My name is Mara. I’m 15 and I have Amplified Musculoskeletal Pain Syndrome… basically fibromyalgia. I experience the same things. I can barely walk now, and it’s gotten to the point where merely breathing hurts. They have tried medicines like gabapentin but my body can’t even handle the lowest working dose of 300mg. I also have Crohn’s disease so that really makes things worse on top of it all. Living with the pain we do is awful, but unfortunately we just have to live through it. Because I have multiple chronic illnesses, I was told to go to a counselor. They asked me questions like, “how do you wake up in the morning?” Not asking how my morning routine is, but how to I bring myself to get up everyday knowing my day will be miserable. Basically asking me why I even still bother getting up at all, or how I still have even the will to live at this point.?. It was ridiculous. What I realized is that counseling made me very angry, because I didn’t understand why we had to pay to talk to someone who would ask me depressing questions and who would “teach me coping skills” even though they have no idea what I feel physically on a daily basis and has no idea what I am even coping with. That question she kept asking me though, about how are bear to wake up in the morning, got me thinking. The answer is, I just do. Because I have to. We don’t get a choice anymore whether or not we get up because we have to. It may be painful and it may be difficult but we have to figure out our new normal and keep moving forward. It’s very hard, and we should never stop talking about how hard it is because there is so much more research that needs to be done, but we just do it. That’s why we are stronger than any other person out there. We fight a never ending battle against something that can not be cured and can not really be treated very well. We are stronger than anyone even when we don’t feel like it. And we find ways to find strength and happiness through the pain. That’s just what I’ve learned.
Mara,
Who told you the lowest working dose of gabapentin was 300mg? Because I’m here to strongly disagree with that statement. Everyone is different.

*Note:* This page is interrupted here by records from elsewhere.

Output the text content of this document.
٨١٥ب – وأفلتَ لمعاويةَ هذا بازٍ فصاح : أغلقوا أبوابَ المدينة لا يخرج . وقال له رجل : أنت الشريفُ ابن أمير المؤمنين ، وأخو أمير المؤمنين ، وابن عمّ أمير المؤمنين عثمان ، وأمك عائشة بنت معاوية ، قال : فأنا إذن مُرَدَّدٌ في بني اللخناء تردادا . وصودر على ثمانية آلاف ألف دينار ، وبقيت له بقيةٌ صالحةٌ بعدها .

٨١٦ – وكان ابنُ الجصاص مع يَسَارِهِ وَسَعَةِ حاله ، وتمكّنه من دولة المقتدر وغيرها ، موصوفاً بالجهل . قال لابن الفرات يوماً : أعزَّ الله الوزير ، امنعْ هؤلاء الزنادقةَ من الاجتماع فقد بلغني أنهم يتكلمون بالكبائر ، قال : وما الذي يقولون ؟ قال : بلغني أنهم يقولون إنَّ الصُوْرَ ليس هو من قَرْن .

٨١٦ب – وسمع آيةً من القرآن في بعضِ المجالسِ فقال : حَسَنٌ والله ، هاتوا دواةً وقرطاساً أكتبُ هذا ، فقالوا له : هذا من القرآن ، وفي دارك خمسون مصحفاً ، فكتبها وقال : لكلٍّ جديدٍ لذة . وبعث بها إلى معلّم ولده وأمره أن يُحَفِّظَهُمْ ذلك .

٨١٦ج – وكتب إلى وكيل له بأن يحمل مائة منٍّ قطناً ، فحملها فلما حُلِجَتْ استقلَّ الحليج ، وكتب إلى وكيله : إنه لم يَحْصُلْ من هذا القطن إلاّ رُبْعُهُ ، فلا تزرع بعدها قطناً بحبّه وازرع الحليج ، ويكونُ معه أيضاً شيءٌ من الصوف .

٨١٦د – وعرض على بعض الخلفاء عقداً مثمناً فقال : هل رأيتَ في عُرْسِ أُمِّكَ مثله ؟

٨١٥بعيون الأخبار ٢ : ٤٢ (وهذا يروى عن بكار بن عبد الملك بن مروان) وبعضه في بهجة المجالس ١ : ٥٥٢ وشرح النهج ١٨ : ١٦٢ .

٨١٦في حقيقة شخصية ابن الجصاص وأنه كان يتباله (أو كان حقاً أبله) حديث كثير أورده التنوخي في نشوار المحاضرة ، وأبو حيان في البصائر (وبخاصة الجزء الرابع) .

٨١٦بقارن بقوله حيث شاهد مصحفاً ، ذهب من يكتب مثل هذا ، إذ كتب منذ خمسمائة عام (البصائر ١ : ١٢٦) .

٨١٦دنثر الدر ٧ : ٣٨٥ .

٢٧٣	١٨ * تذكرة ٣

I don’t have fibro, but I take 100mg of gabapentin twice a day and get 96% pain relief from nerve pain from nerves compressed by lymph edema and it works as a daily med to help combat chronic, neurologically complicated migraines as well as facial nerve pain.

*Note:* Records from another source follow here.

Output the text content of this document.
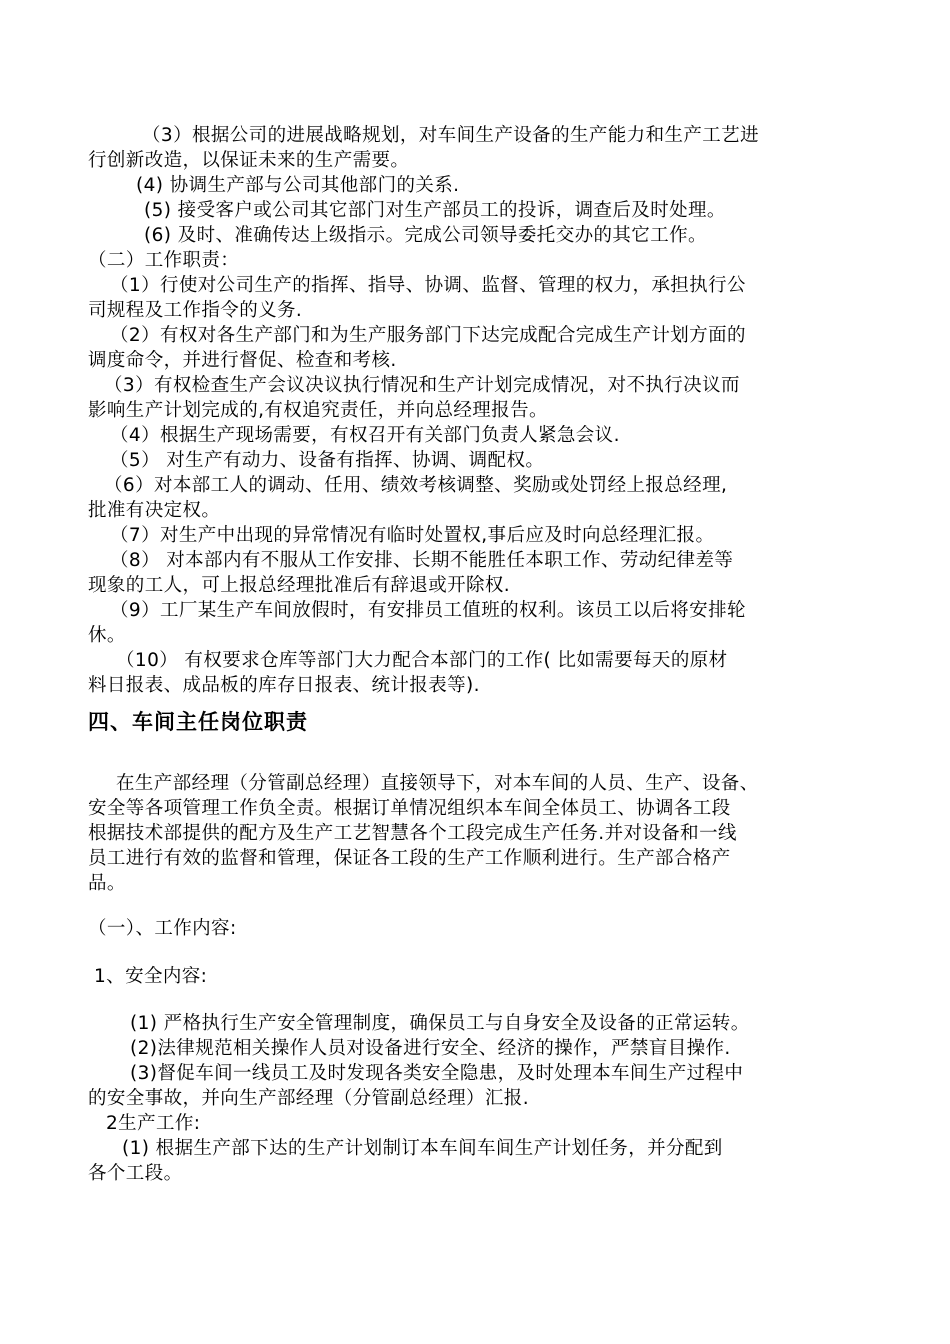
（3）根据公司的进展战略规划，对车间生产设备的生产能力和生产工艺进
行创新改造，以保证未来的生产需要。
(4) 协调生产部与公司其他部门的关系.
(5) 接受客户或公司其它部门对生产部员工的投诉，调查后及时处理。
(6) 及时、准确传达上级指示。完成公司领导委托交办的其它工作。
（二）工作职责：
（1）行使对公司生产的指挥、指导、协调、监督、管理的权力，承担执行公
司规程及工作指令的义务.
（2）有权对各生产部门和为生产服务部门下达完成配合完成生产计划方面的
调度命令，并进行督促、检查和考核.
（3）有权检查生产会议决议执行情况和生产计划完成情况，对不执行决议而
影响生产计划完成的,有权追究责任，并向总经理报告。
（4）根据生产现场需要，有权召开有关部门负责人紧急会议.
（5） 对生产有动力、设备有指挥、协调、调配权。
（6）对本部工人的调动、任用、绩效考核调整、奖励或处罚经上报总经理,
批准有决定权。
（7）对生产中出现的异常情况有临时处置权,事后应及时向总经理汇报。
（8） 对本部内有不服从工作安排、长期不能胜任本职工作、劳动纪律差等
现象的工人，可上报总经理批准后有辞退或开除权.
（9）工厂某生产车间放假时，有安排员工值班的权利。该员工以后将安排轮
休。
（10） 有权要求仓库等部门大力配合本部门的工作( 比如需要每天的原材
料日报表、成品板的库存日报表、统计报表等).
四、车间主任岗位职责
在生产部经理（分管副总经理）直接领导下，对本车间的人员、生产、设备、
安全等各项管理工作负全责。根据订单情况组织本车间全体员工、协调各工段
根据技术部提供的配方及生产工艺智慧各个工段完成生产任务.并对设备和一线
员工进行有效的监督和管理，保证各工段的生产工作顺利进行。生产部合格产
品。
（一）、工作内容:
1、安全内容:
(1) 严格执行生产安全管理制度，确保员工与自身安全及设备的正常运转。
(2)法律规范相关操作人员对设备进行安全、经济的操作，严禁盲目操作.
(3)督促车间一线员工及时发现各类安全隐患，及时处理本车间生产过程中
的安全事故，并向生产部经理（分管副总经理）汇报.
2生产工作:
(1) 根据生产部下达的生产计划制订本车间车间生产计划任务，并分配到
各个工段。
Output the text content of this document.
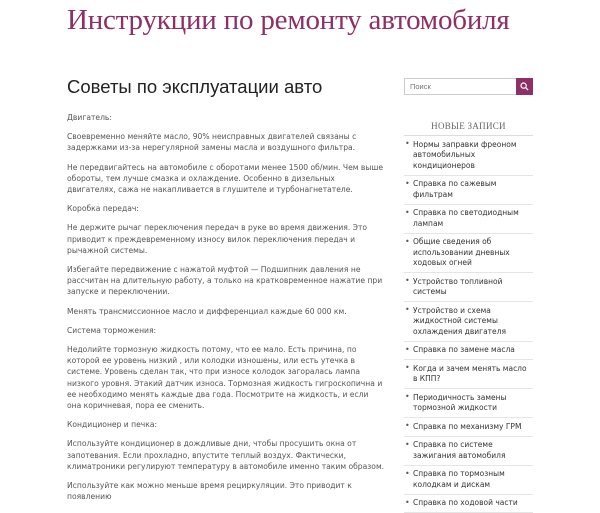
Инструкции по ремонту автомобиля
Советы по эксплуатации авто

Двигатель:

Своевременно меняйте масло, 90% неисправных двигателей связаны с задержками из-за нерегулярной замены масла и воздушного фильтра.

Не передвигайтесь на автомобиле с оборотами менее 1500 об/мин. Чем выше обороты, тем лучше смазка и охлаждение. Особенно в дизельных двигателях, сажа не накапливается в глушителе и турбонагнетателе.

Коробка передач:

Не держите рычаг переключения передач в руке во время движения. Это приводит к преждевременному износу вилок переключения передач и рычажной системы.

Избегайте передвижение с нажатой муфтой — Подшипник давления не рассчитан на длительную работу, а только на кратковременное нажатие при запуске и переключении.

Менять трансмиссионное масло и дифференциал каждые 60 000 км.

Система торможения:

Недолийте тормозную жидкость потому, что ее мало. Есть причина, по которой ее уровень низкий , или колодки изношены, или есть утечка в системе. Уровень сделан так, что при износе колодок загоралась лампа низкого уровня. Этакий датчик износа. Тормозная жидкость гигроскопична и ее необходимо менять каждые два года. Посмотрите на жидкость, и если она коричневая, пора ее сменить.

Кондиционер и печка:

Используйте кондиционер в дождливые дни, чтобы просушить окна от запотевания. Если прохладно, впустите теплый воздух. Фактически, климатроники регулируют температуру в автомобиле именно таким образом.

Используйте как можно меньше время рециркуляции. Это приводит к появлению

Поиск
НОВЫЕ ЗАПИСИ
• Нормы заправки фреоном автомобильных кондиционеров
• Справка по сажевым фильтрам
• Справка по светодиодным лампам
• Общие сведения об использовании дневных ходовых огней
• Устройство топливной системы
• Устройство и схема жидкостной системы охлаждения двигателя
• Справка по замене масла
• Когда и зачем менять масло в КПП?
• Периодичность замены тормозной жидкости
• Справка по механизму ГРМ
• Справка по системе зажигания автомобиля
• Справка по тормозным колодкам и дискам
• Справка по ходовой части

It could be that 100mg works for you. Did you try that tiny dose for two weeks and see where you ended up? Maybe 200mg works for you. There’s just no telling until you try.

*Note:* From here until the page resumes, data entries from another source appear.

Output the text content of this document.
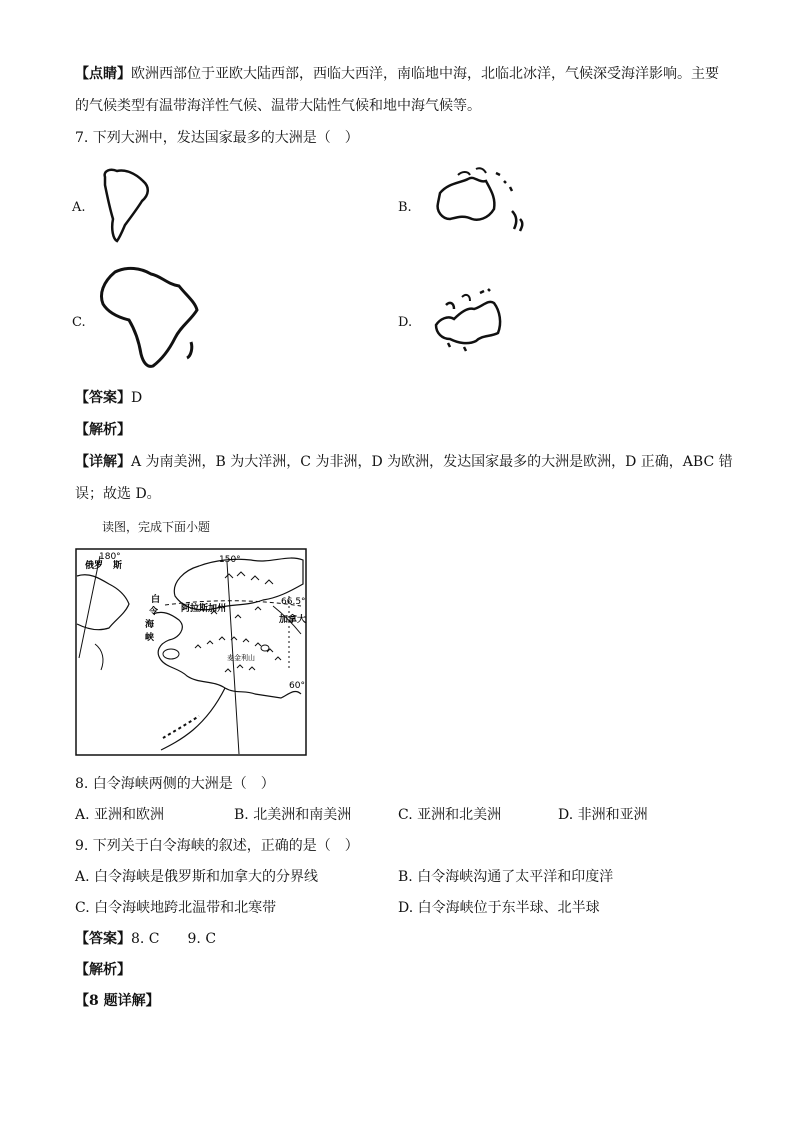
【点睛】欧洲西部位于亚欧大陆西部，西临大西洋，南临地中海，北临北冰洋，气候深受海洋影响。主要
的气候类型有温带海洋性气候、温带大陆性气候和地中海气候等。
7. 下列大洲中，发达国家最多的大洲是（　）
A.	B.
C.	D.
【答案】D
【解析】
【详解】A 为南美洲，B 为大洋洲，C 为非洲，D 为欧洲，发达国家最多的大洲是欧洲，D 正确，ABC 错
误；故选 D。
读图，完成下面小题
180°	150°
66.5°
60°
俄罗 斯
白
令
海
峡
阿拉斯加州
加拿大
麦金利山
8. 白令海峡两侧的大洲是（　）
A. 亚洲和欧洲	B. 北美洲和南美洲	C. 亚洲和北美洲	D. 非洲和亚洲
9. 下列关于白令海峡的叙述，正确的是（　）
A. 白令海峡是俄罗斯和加拿大的分界线	B. 白令海峡沟通了太平洋和印度洋
C. 白令海峡地跨北温带和北寒带	D. 白令海峡位于东半球、北半球
【答案】8. C　　9. C
【解析】
【8 题详解】
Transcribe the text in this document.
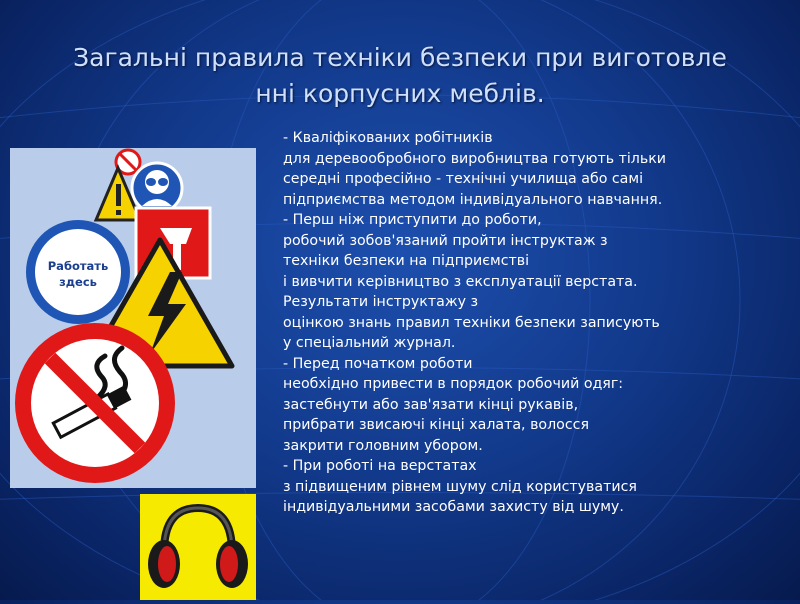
Загальні правила техніки безпеки при виготовле
нні корпусних меблів.
Работать
здесь
- Кваліфікованих робітників
для деревообробного виробництва готують тільки
середні професійно - технічні училища або самі
підприємства методом індивідуального навчання.
- Перш ніж приступити до роботи,
робочий зобов'язаний пройти інструктаж з
техніки безпеки на підприємстві
і вивчити керівництво з експлуатації верстата.
Результати інструктажу з
оцінкою знань правил техніки безпеки записують
у спеціальний журнал.
- Перед початком роботи
необхідно привести в порядок робочий одяг:
застебнути або зав'язати кінці рукавів,
прибрати звисаючі кінці халата, волосся
закрити головним убором.
- При роботі на верстатах
з підвищеним рівнем шуму слід користуватися
індивідуальними засобами захисту від шуму.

Are you seeing a counselor who deals with chronic pain? Because it doesn’t sound like that’s her specialty. If it was, she wouldn’t be asking you how you got up in the morning. You may want to find a different counselor who deals with chronic pain.
azurelle
Hi Mara, I am so sorry you were treated so poorly by that counselor. I see a counselor and have for many years dealing will different issues. Even if she ( my counselor) had no clue about chronic pain, she would never ever make a statement like that! Please continue to try and find a counselor that meets your needs. Before you start with a new counselor, you need to interview them. It is true, there are counselors that specialize with different problems. Also, make sure your doctor is well informed about medications and dosages. Are you seeing a rheumatologist? Or someone who knows a lot about fibromyalgia? Sometimes you have to switch doctors too. Remember, you are very important. You deserve to be treated with dignity and respect. Good Luck! Continue to stay 
strong!
Hi😊. I live in Indiana and would walk in a blizzard. This past winter I thought I was dying. I was always freezing. Cold to the bone. I would get home from work, go to bed with a heater blowing on me the whole night. I used to sleep with the windows open since I was a child. Now I’m always cold. I don’t feel like myself.